In the study, women who were diagnosed with localized or invasive breast cancer between 1988 and 2008 were divided into four groups: women who never smoked; women who smoked and quit before diagnosis; women who smoked and quit after diagnosis; and women who continued to smoke after diagnosis. They were asked about their smoking habits and their age when they started smoking.

The findings show that those who smoke one year prior to their diagnosis have a greater chance of dying from breast cancer, respiratory cancer, other respiratory diseases or cardiovascular diseases compared to those who were not smokers. And, those who were long-term smokers, heavy smokers, or smokers who quit for less than five years before breast cancer diagnosis have the greatest chances of death due to breast cancer.

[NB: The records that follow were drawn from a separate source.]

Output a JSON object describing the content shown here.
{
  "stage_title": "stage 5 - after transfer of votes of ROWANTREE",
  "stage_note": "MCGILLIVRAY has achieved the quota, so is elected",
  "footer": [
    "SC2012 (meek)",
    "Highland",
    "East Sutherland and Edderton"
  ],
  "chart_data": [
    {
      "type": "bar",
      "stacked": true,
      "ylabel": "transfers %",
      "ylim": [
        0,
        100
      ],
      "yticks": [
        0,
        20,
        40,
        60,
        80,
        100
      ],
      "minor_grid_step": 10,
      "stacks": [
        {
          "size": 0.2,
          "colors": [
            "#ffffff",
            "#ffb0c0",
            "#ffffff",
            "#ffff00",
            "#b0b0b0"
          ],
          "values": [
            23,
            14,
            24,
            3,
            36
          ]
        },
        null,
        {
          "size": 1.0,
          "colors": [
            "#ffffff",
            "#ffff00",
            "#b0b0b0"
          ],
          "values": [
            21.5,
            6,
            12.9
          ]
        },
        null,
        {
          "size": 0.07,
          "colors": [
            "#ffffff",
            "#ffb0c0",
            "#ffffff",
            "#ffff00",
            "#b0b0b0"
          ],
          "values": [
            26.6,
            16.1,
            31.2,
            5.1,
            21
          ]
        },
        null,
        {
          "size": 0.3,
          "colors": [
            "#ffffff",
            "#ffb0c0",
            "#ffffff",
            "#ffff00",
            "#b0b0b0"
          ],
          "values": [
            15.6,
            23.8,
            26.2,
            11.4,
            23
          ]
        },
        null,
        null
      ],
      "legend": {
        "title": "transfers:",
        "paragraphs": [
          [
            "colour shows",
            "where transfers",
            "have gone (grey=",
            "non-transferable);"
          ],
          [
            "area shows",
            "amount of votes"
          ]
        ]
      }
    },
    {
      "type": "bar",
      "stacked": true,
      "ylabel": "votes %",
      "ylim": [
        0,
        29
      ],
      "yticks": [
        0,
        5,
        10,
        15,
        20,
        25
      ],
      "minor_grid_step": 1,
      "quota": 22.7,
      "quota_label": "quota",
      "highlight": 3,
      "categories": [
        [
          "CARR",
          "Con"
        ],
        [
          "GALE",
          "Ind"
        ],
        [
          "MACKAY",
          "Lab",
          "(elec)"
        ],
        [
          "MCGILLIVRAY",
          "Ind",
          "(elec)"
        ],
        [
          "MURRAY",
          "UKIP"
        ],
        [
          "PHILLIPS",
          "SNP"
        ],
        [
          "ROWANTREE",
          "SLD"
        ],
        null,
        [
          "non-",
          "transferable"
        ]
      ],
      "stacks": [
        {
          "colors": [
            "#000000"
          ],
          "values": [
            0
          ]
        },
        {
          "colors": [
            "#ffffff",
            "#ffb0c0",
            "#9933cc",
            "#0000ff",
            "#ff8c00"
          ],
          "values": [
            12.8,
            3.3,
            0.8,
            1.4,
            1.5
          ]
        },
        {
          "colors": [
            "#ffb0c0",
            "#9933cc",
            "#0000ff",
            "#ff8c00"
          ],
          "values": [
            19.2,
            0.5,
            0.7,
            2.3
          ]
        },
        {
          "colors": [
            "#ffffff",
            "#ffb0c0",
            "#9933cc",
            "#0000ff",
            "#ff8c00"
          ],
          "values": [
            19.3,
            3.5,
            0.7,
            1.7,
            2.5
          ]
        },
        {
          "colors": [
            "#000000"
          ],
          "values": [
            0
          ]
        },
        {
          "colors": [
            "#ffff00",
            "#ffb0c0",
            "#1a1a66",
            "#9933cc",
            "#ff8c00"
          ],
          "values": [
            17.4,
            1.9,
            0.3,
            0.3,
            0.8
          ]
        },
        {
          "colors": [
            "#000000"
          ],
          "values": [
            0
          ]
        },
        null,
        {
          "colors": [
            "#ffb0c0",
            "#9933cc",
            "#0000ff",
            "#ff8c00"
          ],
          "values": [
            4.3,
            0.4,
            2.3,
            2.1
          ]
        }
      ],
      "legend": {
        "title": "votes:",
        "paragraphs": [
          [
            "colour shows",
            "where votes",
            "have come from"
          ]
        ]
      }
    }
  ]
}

"Smoking cessation programs should be considered part of cancer therapy," Passarelli also added. "Recent policy statements from leading research and clinical organizations are now urging oncologists to be as aggressive in getting their patients to stop smoking as they are in treating the cancer."

According to a statistics from the US Centers for Disease Control and Prevention (CDC), breast cancer is still the most common cancer among women of any race or ethnicity in the United States today, not counting some kinds of skin cancer.

Researchers from the University of Wisconsin, Dartmouth College and Harvard University conducted this Collaborative Breast Cancer Study on more than 20,000 women with breast cancer. This is considered as one of the largest studies related to the survival outcomes when it comes to those women with a history of breast cancer and their smoking habits.

The study is a pioneer in terms of assessing the smoking habits of the patients both before and after diagnosis. Meanwhile, some of the limitations of the study include the lack of consideration for second-hand smoke exposure and the exclusion of hormone receptor status of breast tumors.